Testimonio
- Si el mundo es nuestra parroquia, esto implica que somos el ejemplo del mundo.
- Si tu pareja ya no es la compañera idónea en tu vida, no té queda más que dos alternativas a elegir: aguantar hasta lo sumo todas sus locuras o esperar que las circunstancias te liberen de ella.
- Los cristianos somos pequeños manantiales diseminados en el mundo, con el único propósito de regarlo con el agua viva que es Cristo.
- Los hijos son las mejores joyas que Dios nos pueda regalar.

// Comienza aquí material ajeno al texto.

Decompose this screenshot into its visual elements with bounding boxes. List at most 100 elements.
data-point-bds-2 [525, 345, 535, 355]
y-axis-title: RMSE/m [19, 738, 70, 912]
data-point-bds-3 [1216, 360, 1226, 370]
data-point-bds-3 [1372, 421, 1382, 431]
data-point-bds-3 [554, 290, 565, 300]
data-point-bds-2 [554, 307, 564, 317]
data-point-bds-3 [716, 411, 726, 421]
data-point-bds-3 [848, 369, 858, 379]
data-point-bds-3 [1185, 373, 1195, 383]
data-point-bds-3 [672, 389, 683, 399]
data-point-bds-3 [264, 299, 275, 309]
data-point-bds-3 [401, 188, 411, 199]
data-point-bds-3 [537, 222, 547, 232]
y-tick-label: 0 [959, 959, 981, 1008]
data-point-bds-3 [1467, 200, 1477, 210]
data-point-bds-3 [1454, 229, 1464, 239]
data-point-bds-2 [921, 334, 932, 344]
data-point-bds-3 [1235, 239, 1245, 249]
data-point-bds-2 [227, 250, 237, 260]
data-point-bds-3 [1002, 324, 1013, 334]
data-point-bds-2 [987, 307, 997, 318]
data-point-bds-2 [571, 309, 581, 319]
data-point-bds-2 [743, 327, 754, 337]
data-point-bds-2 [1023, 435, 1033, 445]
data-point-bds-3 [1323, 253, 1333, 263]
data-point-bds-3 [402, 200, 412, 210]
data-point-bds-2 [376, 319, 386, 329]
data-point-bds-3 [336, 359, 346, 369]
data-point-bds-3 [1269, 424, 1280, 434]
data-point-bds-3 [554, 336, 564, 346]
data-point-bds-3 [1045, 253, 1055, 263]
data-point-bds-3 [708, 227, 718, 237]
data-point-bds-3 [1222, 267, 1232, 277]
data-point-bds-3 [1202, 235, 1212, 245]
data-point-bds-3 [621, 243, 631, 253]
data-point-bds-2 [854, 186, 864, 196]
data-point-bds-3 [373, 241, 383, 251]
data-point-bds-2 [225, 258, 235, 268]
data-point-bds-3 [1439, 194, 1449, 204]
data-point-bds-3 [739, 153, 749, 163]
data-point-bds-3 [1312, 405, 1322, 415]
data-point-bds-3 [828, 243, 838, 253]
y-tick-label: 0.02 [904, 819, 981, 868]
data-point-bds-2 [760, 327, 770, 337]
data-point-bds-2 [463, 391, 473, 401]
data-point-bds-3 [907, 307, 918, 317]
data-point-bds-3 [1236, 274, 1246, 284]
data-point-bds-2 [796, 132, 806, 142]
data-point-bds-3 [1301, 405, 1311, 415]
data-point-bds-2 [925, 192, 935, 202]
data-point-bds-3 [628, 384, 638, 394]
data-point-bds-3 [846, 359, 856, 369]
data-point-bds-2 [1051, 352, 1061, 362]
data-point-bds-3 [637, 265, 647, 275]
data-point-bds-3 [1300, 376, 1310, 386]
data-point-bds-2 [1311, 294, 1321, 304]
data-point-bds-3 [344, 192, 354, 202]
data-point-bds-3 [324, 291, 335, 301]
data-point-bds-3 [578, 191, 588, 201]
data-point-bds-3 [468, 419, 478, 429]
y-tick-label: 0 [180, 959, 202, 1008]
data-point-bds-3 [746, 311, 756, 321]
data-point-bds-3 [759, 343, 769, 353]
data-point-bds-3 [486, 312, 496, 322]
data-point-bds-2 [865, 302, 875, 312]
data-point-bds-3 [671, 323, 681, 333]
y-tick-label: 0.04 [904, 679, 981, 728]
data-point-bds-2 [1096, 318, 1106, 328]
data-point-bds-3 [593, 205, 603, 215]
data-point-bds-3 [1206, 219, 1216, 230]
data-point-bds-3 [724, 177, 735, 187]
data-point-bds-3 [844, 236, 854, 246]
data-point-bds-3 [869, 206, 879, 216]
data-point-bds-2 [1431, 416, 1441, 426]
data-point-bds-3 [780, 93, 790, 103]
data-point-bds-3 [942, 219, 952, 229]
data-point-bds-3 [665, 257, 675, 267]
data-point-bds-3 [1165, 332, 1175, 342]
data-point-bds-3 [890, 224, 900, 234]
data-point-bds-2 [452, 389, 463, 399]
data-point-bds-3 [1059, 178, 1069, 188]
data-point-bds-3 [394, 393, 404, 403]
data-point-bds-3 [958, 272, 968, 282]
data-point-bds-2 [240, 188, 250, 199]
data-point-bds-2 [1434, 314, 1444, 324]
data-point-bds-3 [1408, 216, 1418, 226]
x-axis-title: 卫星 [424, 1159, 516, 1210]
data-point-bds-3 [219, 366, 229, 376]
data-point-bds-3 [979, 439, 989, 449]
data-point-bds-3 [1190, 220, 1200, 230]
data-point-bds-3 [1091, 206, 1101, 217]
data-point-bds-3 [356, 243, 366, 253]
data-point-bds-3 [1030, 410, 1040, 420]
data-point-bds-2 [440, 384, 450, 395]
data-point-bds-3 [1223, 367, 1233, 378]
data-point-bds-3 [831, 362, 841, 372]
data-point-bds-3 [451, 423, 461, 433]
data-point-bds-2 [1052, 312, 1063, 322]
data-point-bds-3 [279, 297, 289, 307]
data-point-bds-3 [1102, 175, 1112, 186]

- La vida es el gran teatro del mundo. Todos, sin excepción alguna, estamos obligados a ponernos la careta para actuar.
- La historia salvífica tiene dos dimensiones: la primera, en los proyectos del hombre no hay lugar para Dios; la segunda, en los proyectos de Dios siempre hay lugar para el hombre.
- Si pude descubrir un nuevo horizonte y alcanzarlo en la vida, es porque fui capaz de sacar la cabeza de en medio de la mediocridad.
- Si alguien me preguntara: ¿Quién soy yo?, respondería sin vacilar: ¡Yo soy obra de la misericordia de Dios!
- Estoy convencido de que Dios me creó para hacer grandes cosas y trascendentes en este mundo. Los dones y talentos recibidos de Él, a su tiempo plasmarán dicha obra.
- El buen testimonio es inherente al ejercicio de la autoridad. Sin él se pierde toda autoridad.
- Nuestra vida es como un árbol, cuyas raíces representan nuestro pasado, el tronco es el presente, y el futuro son los frutos que hemos de dar. De las buenas raíces y de lo fuerte que sea el tronco, dependerán los frutos a obtener.
- La humanidad y la espiritualidad del ser humano son de una misma esencia que provienen de un solo Creador. Lo que varía y hace la diferencia son sus formas externas de expresión y de relación con su entorno social.
- En mi constante relación con Dios en oración, he descubierto que muchas veces Él responde de manera sobrenatural. Las señales pueden ser: un par de palomas en nuestro caminar; una mariposa revoloteando sobre nuestra cabeza; una niña que se acerca para darnos un pañuelo para enjugar nuestras lágrimas; la mano de un amigo que nos levanta del suelo; sueños premonitorios; un texto bíblico para leer en una situación difícil; un cheque inesperado que llega a nuestras manos; un mar que se abre de par en par; un maná que cae del cielo; murallas que caen al sonar de las trompetas; un viento recio que sopla; una voz que se escucha en medio de la soledad. Son todas esas cosas, códigos sobrenaturales que sólo se pueden descifrar en comunión plena con el Señor.